Kognitive Verzerrungen spielen im Alltag eine wichtige Rolle. Es können fehlerhafte Neigungen in Bezug auf das Denken, die Wahrnehmung, das Erinnern oder Urteilen entstehen. Ein beeindruckendes Beispiel hierfür ist der Survivorship Bias, bei dem Personen sich lediglich auf Erfolge fokussieren und Misserfolge nicht ausreichend berücksichtigen, was zu unrealistischen und fehlerhaften Einschätzungen führt.

Solche Verzerrungen spielen auch an der Börse bei Anlegern eine wichtige Rolle. Beispielsweise kaufen manche Investoren bevorzugt Wachstumsaktien, die sie mit hervorstechenden Erfolgsgeschichten einiger weniger Unternehmen berücksichtigen. Hierbei werden Misserfolge von einer Vielzahl an anderen Konzernen nicht beachtet. 

Lassen sich Anleger vom Survivorship Bias beeinflussen, kann es zu irrationalen Einschätzungen und damit verbundenen Verlusten kommen. Ein besseres Verständnis der kognitiven Verzerrung kann demnach helfen, die eigenen Anlageentscheidungen zu optimieren. Das funktioniert beispielsweise durch Einsetzen der Fundamentalanalyse und systematisiertes Investieren, um solche Gefahren zu reduzieren.

FAQ – Häufig gestellte Fragen

Was ist der Survivorship Bias?

Der Survivorship Bias ist ein Beispiel für eine kognitive Verzerrung. Kognitive Verzerrungen sind Phänomene aus der Kognitionspsychologie, die fehlerhafte Neigungen beschreiben. Personen fokussieren sich beim Survivorship Bias auf Erfolgsgeschichten, während Misserfolge nicht berücksichtigt werden.
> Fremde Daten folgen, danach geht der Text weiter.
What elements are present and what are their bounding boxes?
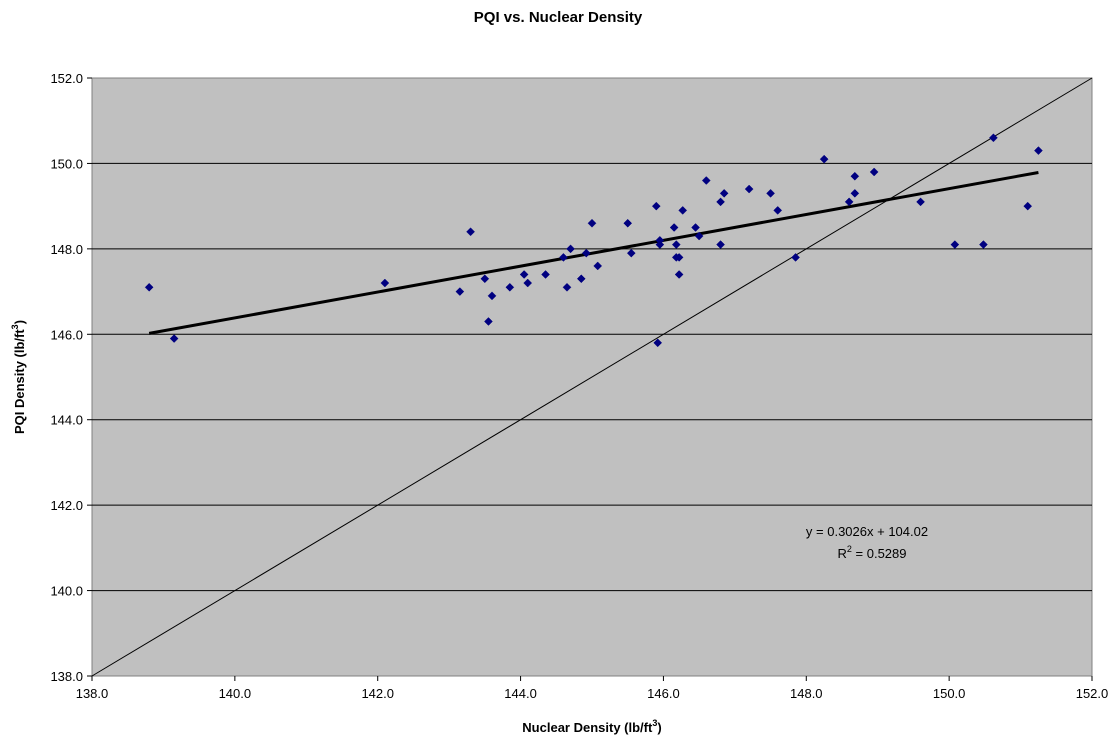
data-points: [144, 133, 1043, 348]
trendline: [148, 170, 1039, 335]
y-tick-label: 152.0: [50, 71, 83, 86]
data-point: [691, 223, 700, 232]
data-point: [576, 274, 586, 284]
data-point: [169, 334, 179, 343]
data-point: [678, 206, 688, 215]
r-squared-prefix: R: [838, 546, 847, 561]
data-point: [655, 235, 665, 245]
data-point: [562, 282, 572, 292]
reference-line-group: [91, 77, 1093, 677]
x-tick-label: 146.0: [647, 686, 680, 701]
data-point: [979, 240, 988, 249]
y-tick-label: 148.0: [50, 242, 83, 257]
data-point: [559, 253, 568, 262]
data-point: [716, 240, 725, 249]
data-point: [701, 176, 711, 185]
data-point: [144, 282, 154, 292]
data-point: [487, 291, 497, 301]
x-tick-label: 138.0: [76, 686, 109, 701]
y-tick-label: 138.0: [50, 669, 83, 684]
x-axis-label-sup: 3: [652, 718, 657, 728]
data-point: [593, 261, 603, 271]
y-tick-label: 140.0: [50, 584, 83, 599]
x-tick-label: 148.0: [790, 686, 823, 701]
y-tick-label: 144.0: [50, 413, 83, 428]
data-point: [766, 188, 775, 198]
y-axis-label-sup: 3: [10, 324, 20, 329]
y-tick-label: 146.0: [50, 327, 83, 342]
x-tick-label: 144.0: [504, 686, 537, 701]
equation-label: y = 0.3026x + 104.02: [806, 524, 928, 539]
data-point: [850, 171, 860, 181]
reference-line: [91, 77, 1093, 677]
x-tick-label: 150.0: [933, 686, 966, 701]
data-point: [519, 270, 529, 279]
data-point: [669, 223, 679, 232]
trendline-group: [148, 170, 1039, 335]
data-point: [523, 278, 533, 288]
y-tick-label: 150.0: [50, 156, 83, 171]
data-point: [716, 197, 725, 207]
x-tick-label: 142.0: [361, 686, 394, 701]
data-point: [626, 248, 636, 258]
data-point: [466, 227, 475, 237]
data-point: [623, 218, 633, 228]
data-point: [819, 154, 829, 164]
data-point: [505, 282, 515, 292]
data-point: [651, 201, 661, 211]
data-point: [581, 248, 591, 258]
data-point: [744, 184, 754, 194]
chart-title: PQI vs. Nuclear Density: [474, 9, 643, 26]
data-point: [455, 287, 465, 296]
data-point: [1023, 201, 1033, 211]
data-point: [694, 231, 704, 241]
x-tick-label: 140.0: [219, 686, 252, 701]
data-point: [541, 270, 550, 279]
y-axis-label: PQI Density (lb/ft3): [10, 320, 27, 434]
data-point: [950, 240, 960, 249]
data-point: [653, 338, 663, 348]
x-axis-ticks: 138.0 140.0 142.0 144.0 146.0 148.0 150.0 152.0: [76, 676, 1109, 701]
gridlines: [92, 162, 1092, 592]
x-tick-label: 152.0: [1076, 686, 1109, 701]
data-point: [869, 167, 879, 177]
x-axis-label-end: ): [657, 720, 661, 735]
data-point: [674, 253, 684, 262]
data-point: [674, 270, 684, 279]
data-point: [844, 197, 854, 207]
data-point: [566, 244, 575, 254]
y-axis-ticks: 138.0 140.0 142.0 144.0 146.0 148.0 150.0 152.0: [50, 71, 92, 684]
r-squared-value: = 0.5289: [852, 546, 907, 561]
data-point: [480, 274, 490, 284]
data-point: [791, 253, 800, 262]
r-squared-label: R2 = 0.5289: [838, 544, 907, 561]
y-tick-label: 142.0: [50, 498, 83, 513]
data-point: [587, 218, 597, 228]
y-axis-label-end: ): [12, 320, 27, 324]
data-point: [671, 240, 681, 249]
x-axis-label-text: Nuclear Density (lb/ft: [522, 720, 653, 735]
data-point: [773, 206, 783, 215]
data-point: [850, 188, 860, 198]
data-point: [916, 197, 925, 207]
data-point: [719, 188, 729, 198]
r-squared-superscript: 2: [847, 544, 852, 554]
data-point: [989, 133, 998, 143]
x-axis-label: Nuclear Density (lb/ft3): [522, 718, 661, 735]
data-point: [484, 317, 493, 326]
data-point: [1034, 146, 1043, 155]
data-point: [380, 278, 390, 288]
y-axis-label-text: PQI Density (lb/ft: [12, 329, 27, 434]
Das kann zu fehlerhaften Einschätzungen und unrealistischen Erwartungen führen.

Wo spielt der Survivorship Bias an der Börse eine Rolle?
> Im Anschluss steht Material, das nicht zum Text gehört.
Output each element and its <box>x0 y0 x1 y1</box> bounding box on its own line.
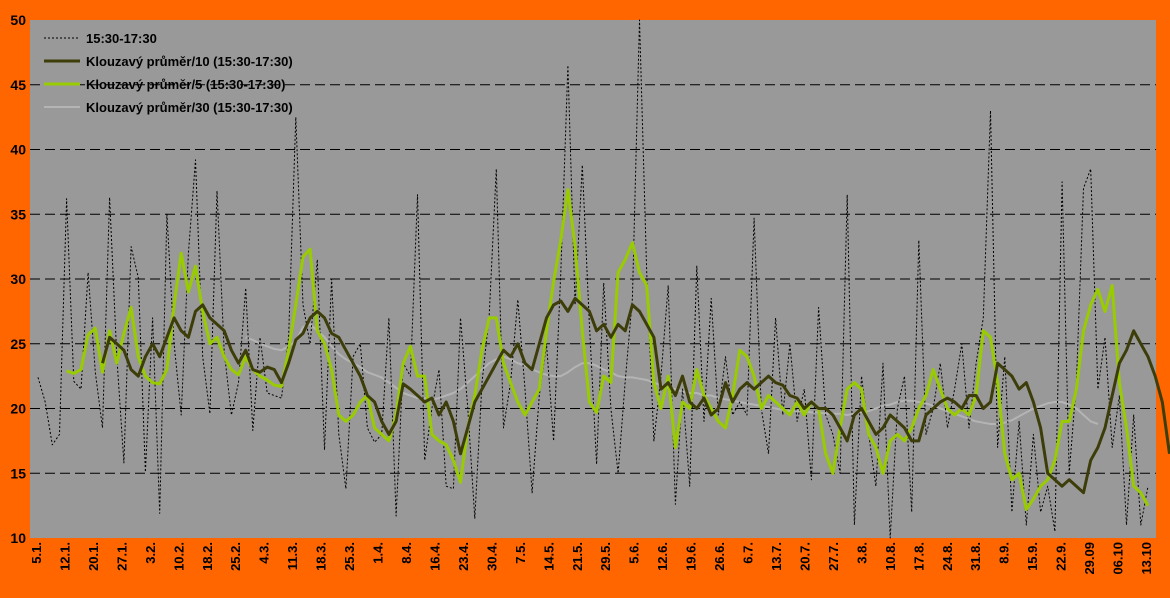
series-line-1 <box>101 296 1170 495</box>
x-tick-label: 5.6. <box>627 542 642 564</box>
series-line-2 <box>66 188 1150 511</box>
legend: 15:30-17:30 Klouzavý průměr/10 (15:30-17:… <box>44 31 293 115</box>
x-tick-label: 22.9. <box>1054 542 1069 571</box>
x-tick-label: 13.10 <box>1139 542 1154 575</box>
y-tick-label: 10 <box>10 530 26 546</box>
y-tick-label: 25 <box>10 336 26 352</box>
x-tick-label: 25.3. <box>342 542 357 571</box>
x-tick-label: 3.8. <box>854 542 869 564</box>
y-tick-label: 35 <box>10 206 26 222</box>
x-tick-label: 5.1. <box>29 542 44 564</box>
x-tick-label: 8.9. <box>997 542 1012 564</box>
y-tick-label: 40 <box>10 142 26 158</box>
series-line-0 <box>37 19 1149 539</box>
x-tick-label: 18.3. <box>314 542 329 571</box>
x-tick-label: 21.5. <box>570 542 585 571</box>
x-tick-label: 8.4. <box>399 542 414 564</box>
x-tick-label: 29.09 <box>1082 542 1097 575</box>
y-tick-label: 30 <box>10 271 26 287</box>
x-tick-label: 17.8. <box>911 542 926 571</box>
x-tick-label: 25.2. <box>228 542 243 571</box>
x-tick-label: 27.7. <box>826 542 841 571</box>
x-tick-label: 12.6. <box>655 542 670 571</box>
x-tick-label: 15.9. <box>1025 542 1040 571</box>
series-layer <box>37 19 1170 539</box>
x-tick-label: 3.2. <box>143 542 158 564</box>
x-tick-label: 13.7. <box>769 542 784 571</box>
x-tick-label: 4.3. <box>257 542 272 564</box>
y-axis: 10 15 20 25 30 35 40 45 50 <box>10 12 26 546</box>
x-tick-label: 1.4. <box>371 542 386 564</box>
x-tick-label: 6.7. <box>741 542 756 564</box>
x-tick-label: 12.1. <box>57 542 72 571</box>
x-tick-label: 06.10 <box>1111 542 1126 575</box>
y-tick-label: 15 <box>10 465 26 481</box>
y-tick-label: 20 <box>10 401 26 417</box>
x-tick-label: 27.1. <box>114 542 129 571</box>
x-tick-label: 26.6. <box>712 542 727 571</box>
x-tick-label: 10.8. <box>883 542 898 571</box>
legend-label-2: Klouzavý průměr/5 (15:30-17:30) <box>86 77 285 92</box>
x-tick-label: 19.6. <box>684 542 699 571</box>
x-tick-label: 11.3. <box>285 542 300 570</box>
legend-label-0: 15:30-17:30 <box>86 31 157 46</box>
x-tick-label: 10.2. <box>171 542 186 571</box>
x-tick-label: 14.5. <box>541 542 556 571</box>
y-tick-label: 50 <box>10 12 26 28</box>
x-tick-label: 20.1. <box>86 542 101 571</box>
y-tick-label: 45 <box>10 77 26 93</box>
x-tick-label: 30.4. <box>484 542 499 571</box>
x-tick-label: 20.7. <box>797 542 812 571</box>
x-tick-label: 31.8. <box>968 542 983 571</box>
legend-label-3: Klouzavý průměr/30 (15:30-17:30) <box>86 100 293 115</box>
x-tick-label: 18.2. <box>200 542 215 571</box>
x-tick-label: 16.4. <box>427 542 442 571</box>
x-tick-label: 7.5. <box>513 542 528 564</box>
x-tick-label: 24.8. <box>940 542 955 571</box>
legend-label-1: Klouzavý průměr/10 (15:30-17:30) <box>86 54 293 69</box>
x-axis: 5.1. 12.1. 20.1. 27.1. 3.2. 10.2. 18.2. 25.2. 4.… <box>29 542 1154 575</box>
x-tick-label: 29.5. <box>598 542 613 571</box>
x-tick-label: 23.4. <box>456 542 471 571</box>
An einigen konkreten Beispielen lässt sich das Phänomen im Börsenalltag beobachten. Anleger begründen Käufe von Wachstumsaktien mit erfolgreichen Beispielen aus der Vergangenheit und lassen Fehlversuche außer Acht. Bei der Analyse der Gesamtperformance von Investmentfonds werden geschlossene oder unterdurchschnittliche Fonds oftmals nicht berücksichtigt. Zudem kommt es zu einer Zuschreibung einer hohen Qualität von Unternehmen, die in Indizes enthalten sind. Diese können auch aus dem Index herausfallen, was selten bedacht wird.

Wie kann ich den Survivorship Bias beim Investieren vermeiden?
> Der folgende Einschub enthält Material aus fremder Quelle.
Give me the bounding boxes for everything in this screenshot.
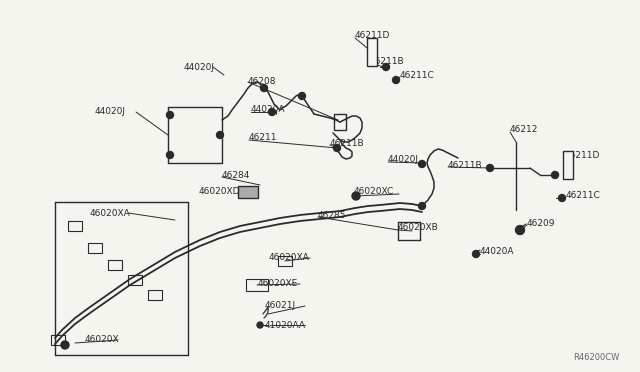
Bar bbox=[148, 290, 162, 300]
Circle shape bbox=[472, 250, 479, 257]
Circle shape bbox=[257, 322, 263, 328]
Text: 46208: 46208 bbox=[248, 77, 276, 87]
Text: 46212: 46212 bbox=[510, 125, 538, 135]
Text: 44020J: 44020J bbox=[184, 62, 215, 71]
Text: 46211: 46211 bbox=[249, 134, 278, 142]
Bar bbox=[68, 221, 82, 231]
Circle shape bbox=[269, 109, 275, 115]
Text: 46020XB: 46020XB bbox=[398, 224, 439, 232]
Text: 46021J: 46021J bbox=[265, 301, 296, 311]
Circle shape bbox=[552, 171, 559, 179]
Text: 46211B: 46211B bbox=[448, 160, 483, 170]
Text: 46020XA: 46020XA bbox=[269, 253, 310, 263]
Circle shape bbox=[166, 112, 173, 119]
Circle shape bbox=[352, 192, 360, 200]
Text: 46020XD: 46020XD bbox=[199, 186, 241, 196]
Text: 46211D: 46211D bbox=[565, 151, 600, 160]
Bar bbox=[563, 151, 573, 179]
Text: R46200CW: R46200CW bbox=[573, 353, 620, 362]
Bar bbox=[367, 38, 377, 66]
Circle shape bbox=[298, 93, 305, 99]
Bar bbox=[128, 275, 142, 285]
Circle shape bbox=[216, 131, 223, 138]
Circle shape bbox=[383, 64, 390, 71]
Bar bbox=[51, 335, 65, 345]
Bar bbox=[238, 186, 258, 198]
Text: 46211C: 46211C bbox=[566, 192, 601, 201]
Circle shape bbox=[559, 195, 566, 202]
Circle shape bbox=[392, 77, 399, 83]
Text: 44020J: 44020J bbox=[388, 155, 419, 164]
Bar bbox=[88, 243, 102, 253]
Text: 46020X: 46020X bbox=[85, 336, 120, 344]
Text: 46020XE: 46020XE bbox=[258, 279, 298, 289]
Bar bbox=[334, 114, 346, 130]
Circle shape bbox=[61, 341, 69, 349]
Text: 46020XA: 46020XA bbox=[90, 208, 131, 218]
Circle shape bbox=[419, 160, 426, 167]
Circle shape bbox=[260, 84, 268, 92]
Text: 44020A: 44020A bbox=[251, 106, 285, 115]
Circle shape bbox=[486, 164, 493, 171]
Text: 46284: 46284 bbox=[222, 170, 250, 180]
Text: 46211D: 46211D bbox=[355, 31, 390, 39]
Circle shape bbox=[333, 144, 340, 151]
Circle shape bbox=[515, 225, 525, 234]
Circle shape bbox=[419, 202, 426, 209]
Text: 46211B: 46211B bbox=[370, 57, 404, 65]
Text: 44020A: 44020A bbox=[480, 247, 515, 257]
Text: 46211B: 46211B bbox=[330, 138, 365, 148]
Text: 46211C: 46211C bbox=[400, 71, 435, 80]
Text: 46285: 46285 bbox=[318, 211, 346, 219]
Bar bbox=[246, 279, 268, 291]
Text: 46209: 46209 bbox=[527, 218, 556, 228]
Text: 44020J: 44020J bbox=[95, 108, 126, 116]
Bar bbox=[108, 260, 122, 270]
Text: 41020AA: 41020AA bbox=[265, 321, 306, 330]
Text: 46020XC: 46020XC bbox=[354, 187, 394, 196]
Bar bbox=[278, 256, 292, 266]
Circle shape bbox=[166, 151, 173, 158]
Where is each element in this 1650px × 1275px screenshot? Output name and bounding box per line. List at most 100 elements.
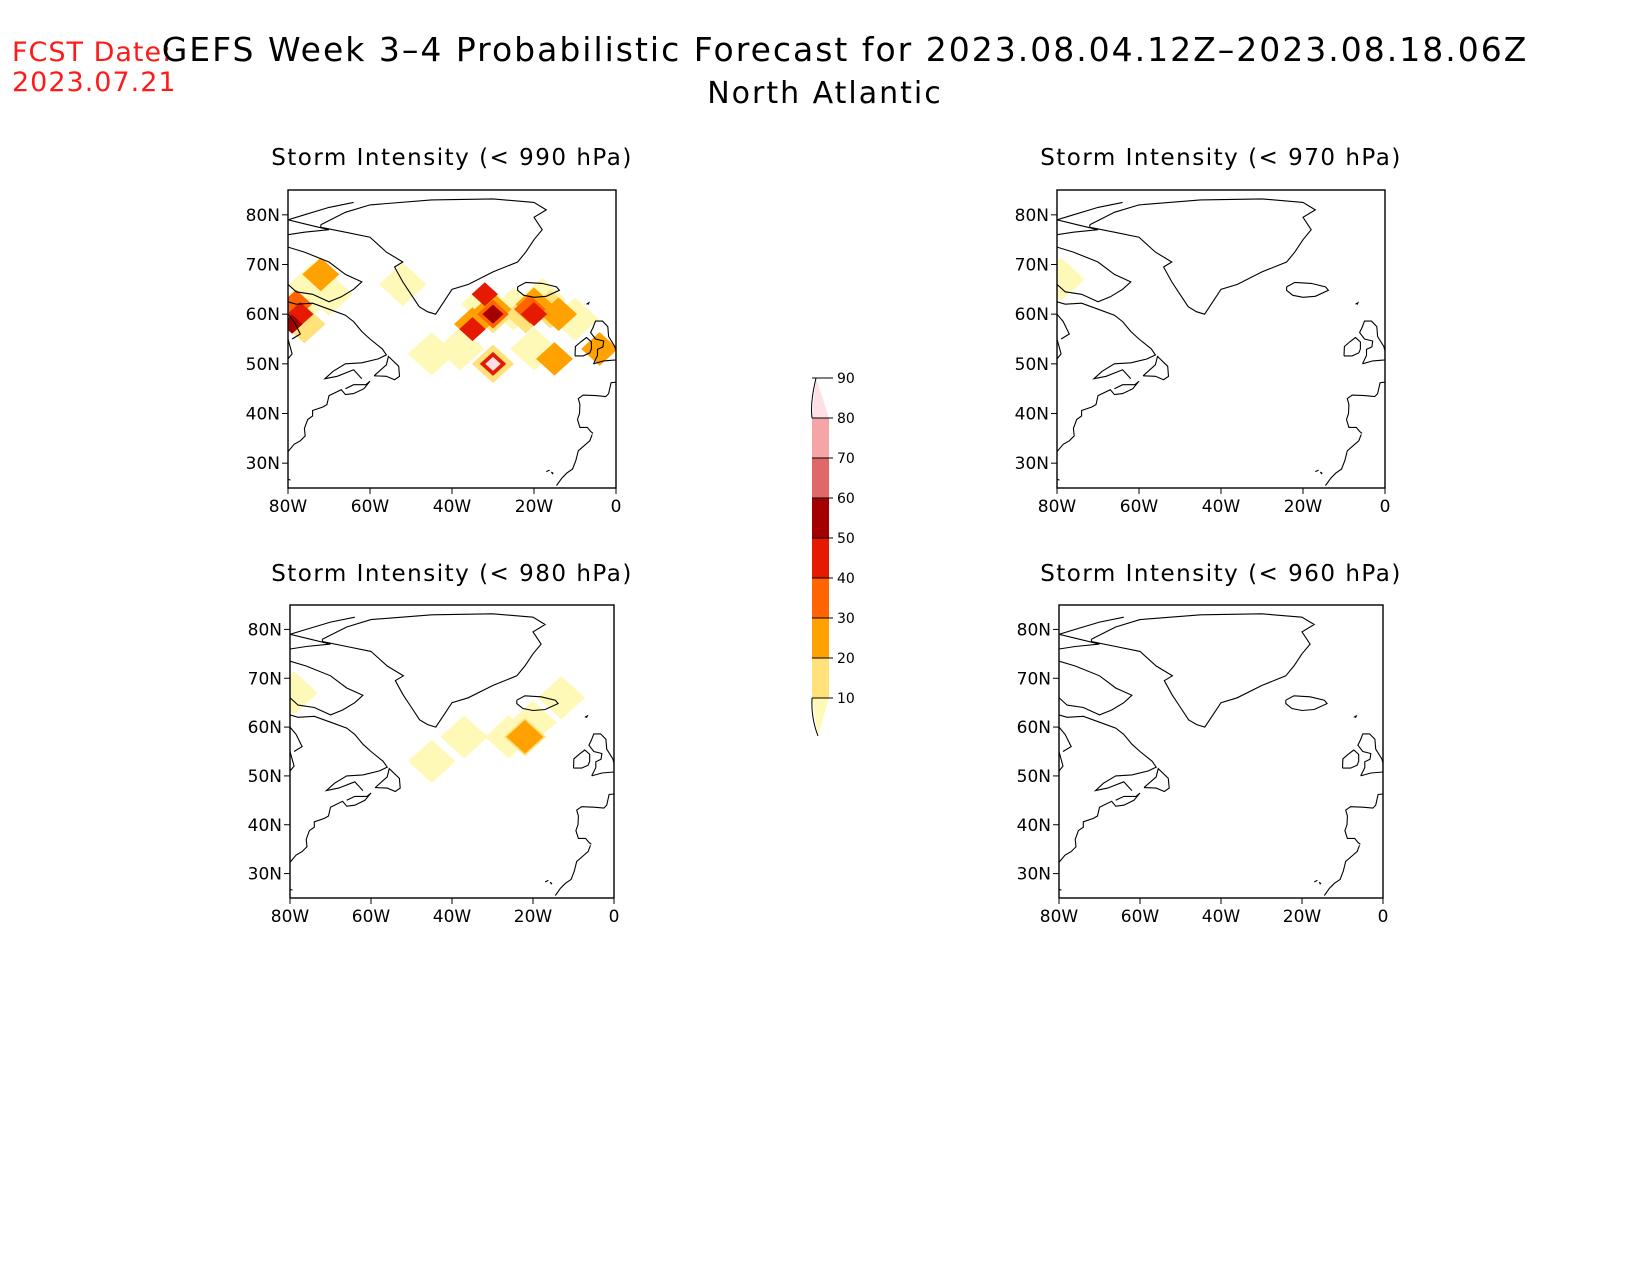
legend-swatch bbox=[812, 578, 829, 618]
coastline bbox=[1143, 767, 1170, 793]
coastline bbox=[549, 881, 553, 885]
legend-tick-label: 30 bbox=[837, 611, 855, 627]
coastline bbox=[290, 616, 355, 650]
legend-tick-label: 60 bbox=[837, 491, 855, 507]
coastline bbox=[1358, 320, 1385, 365]
probability-cell bbox=[407, 332, 456, 376]
coastline bbox=[373, 355, 401, 381]
legend-outline bbox=[811, 377, 817, 419]
lat-tick-label: 30N bbox=[1017, 865, 1051, 885]
probability-cell bbox=[459, 317, 486, 342]
coastline bbox=[1323, 845, 1361, 896]
lon-tick-label: 20W bbox=[515, 497, 554, 517]
coastline bbox=[517, 281, 561, 298]
probability-cell bbox=[379, 262, 427, 306]
probability-cell bbox=[536, 342, 573, 376]
lat-tick-label: 70N bbox=[1017, 669, 1051, 689]
coastline bbox=[290, 726, 303, 752]
coastline bbox=[1057, 201, 1123, 236]
panel-frame bbox=[289, 604, 615, 899]
lat-tick-label: 70N bbox=[248, 669, 282, 689]
lon-tick-label: 80W bbox=[1040, 907, 1079, 927]
coastline bbox=[576, 381, 616, 434]
coastline bbox=[572, 749, 591, 769]
coastline bbox=[1318, 881, 1322, 885]
lat-tick-label: 80N bbox=[248, 620, 282, 640]
probability-cell bbox=[482, 304, 504, 324]
color-legend: 10 20 30 40 50 60 70 80 90 bbox=[811, 371, 855, 737]
map-panel-3: Storm Intensity (< 980 hPa) 80N 70N 60N 50N 4… bbox=[248, 561, 633, 927]
legend-tick-label: 50 bbox=[837, 531, 855, 547]
lat-tick-label: 40N bbox=[1017, 816, 1051, 836]
lon-tick-label: 20W bbox=[1283, 907, 1322, 927]
coastline bbox=[586, 301, 591, 305]
lon-tick-label: 0 bbox=[609, 907, 620, 927]
probability-cell bbox=[471, 282, 498, 307]
coastline bbox=[1059, 751, 1064, 772]
coastline bbox=[1089, 198, 1317, 315]
lat-tick-label: 30N bbox=[248, 865, 282, 885]
coastline bbox=[584, 714, 589, 719]
coastline bbox=[1059, 660, 1133, 716]
coastline bbox=[288, 380, 371, 453]
coastline bbox=[288, 301, 388, 380]
coastline bbox=[1313, 879, 1318, 883]
lon-tick-label: 40W bbox=[433, 497, 472, 517]
coastline bbox=[1059, 616, 1124, 650]
coastline bbox=[290, 660, 364, 716]
panel-plot-area bbox=[1059, 613, 1383, 896]
coastline bbox=[1344, 793, 1383, 845]
coastline bbox=[1285, 695, 1328, 712]
lat-tick-label: 50N bbox=[1015, 355, 1049, 375]
legend-swatch bbox=[812, 538, 829, 578]
lon-tick-label: 80W bbox=[271, 907, 310, 927]
lat-tick-label: 40N bbox=[1015, 405, 1049, 425]
lon-tick-label: 40W bbox=[1202, 907, 1241, 927]
coastline bbox=[588, 733, 614, 777]
lon-tick-label: 0 bbox=[1378, 907, 1389, 927]
panel-plot-area bbox=[288, 198, 616, 486]
legend-swatch bbox=[812, 378, 829, 418]
coastline bbox=[1341, 749, 1360, 769]
coastline bbox=[1355, 301, 1360, 305]
coastline bbox=[290, 714, 389, 792]
probability-cell bbox=[302, 257, 340, 292]
probability-cell bbox=[288, 262, 337, 306]
lon-tick-label: 60W bbox=[351, 497, 390, 517]
coastline bbox=[589, 320, 616, 365]
legend-tick-label: 90 bbox=[837, 371, 855, 387]
coastline bbox=[1325, 434, 1362, 486]
panel-title: Storm Intensity (< 980 hPa) bbox=[271, 561, 633, 587]
probability-cell bbox=[440, 715, 488, 759]
coastline bbox=[574, 336, 592, 357]
lat-tick-label: 70N bbox=[1015, 256, 1049, 276]
panel-frame bbox=[1058, 604, 1384, 899]
coastline bbox=[1059, 726, 1072, 752]
probability-cell bbox=[551, 297, 599, 341]
coastline bbox=[1353, 714, 1358, 719]
coastline bbox=[320, 198, 548, 315]
panel-title: Storm Intensity (< 970 hPa) bbox=[1040, 145, 1402, 171]
coastline bbox=[546, 469, 550, 473]
coastline bbox=[544, 879, 549, 883]
lon-tick-label: 0 bbox=[1380, 497, 1391, 517]
coastline bbox=[554, 845, 592, 896]
lon-tick-label: 20W bbox=[1284, 497, 1323, 517]
coastline bbox=[1345, 381, 1385, 434]
lat-tick-label: 30N bbox=[1015, 454, 1049, 474]
legend-swatch bbox=[812, 618, 829, 658]
coastline bbox=[288, 246, 363, 303]
lat-tick-label: 60N bbox=[248, 718, 282, 738]
coastline bbox=[290, 792, 372, 863]
coastline bbox=[1059, 792, 1141, 863]
probability-cell bbox=[407, 739, 456, 783]
panel-plot-area bbox=[1057, 198, 1385, 486]
coastline bbox=[290, 751, 295, 772]
lat-tick-label: 30N bbox=[246, 454, 280, 474]
coastline bbox=[288, 313, 302, 340]
panel-title: Storm Intensity (< 990 hPa) bbox=[271, 145, 633, 171]
lon-tick-label: 80W bbox=[1038, 497, 1077, 517]
lon-tick-label: 60W bbox=[1120, 497, 1159, 517]
legend-swatch bbox=[812, 458, 829, 498]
Ein besseres Verständnis des Survivorship Bias kann helfen, bessere und fundiertere Anlageentscheidungen zu treffen und Verluste aufgrund solcher fehlerhaften Neigungen zu vermeiden. Dazu sollten sich Anleger ans systematisierte Investieren halten, ein ausreichendes Risikomanagement betreiben und die Fundamentalanalyse berücksichtigen. Es sollte stets auf vollständige Datensätze geachtet werden, die Misserfolge beinhalten.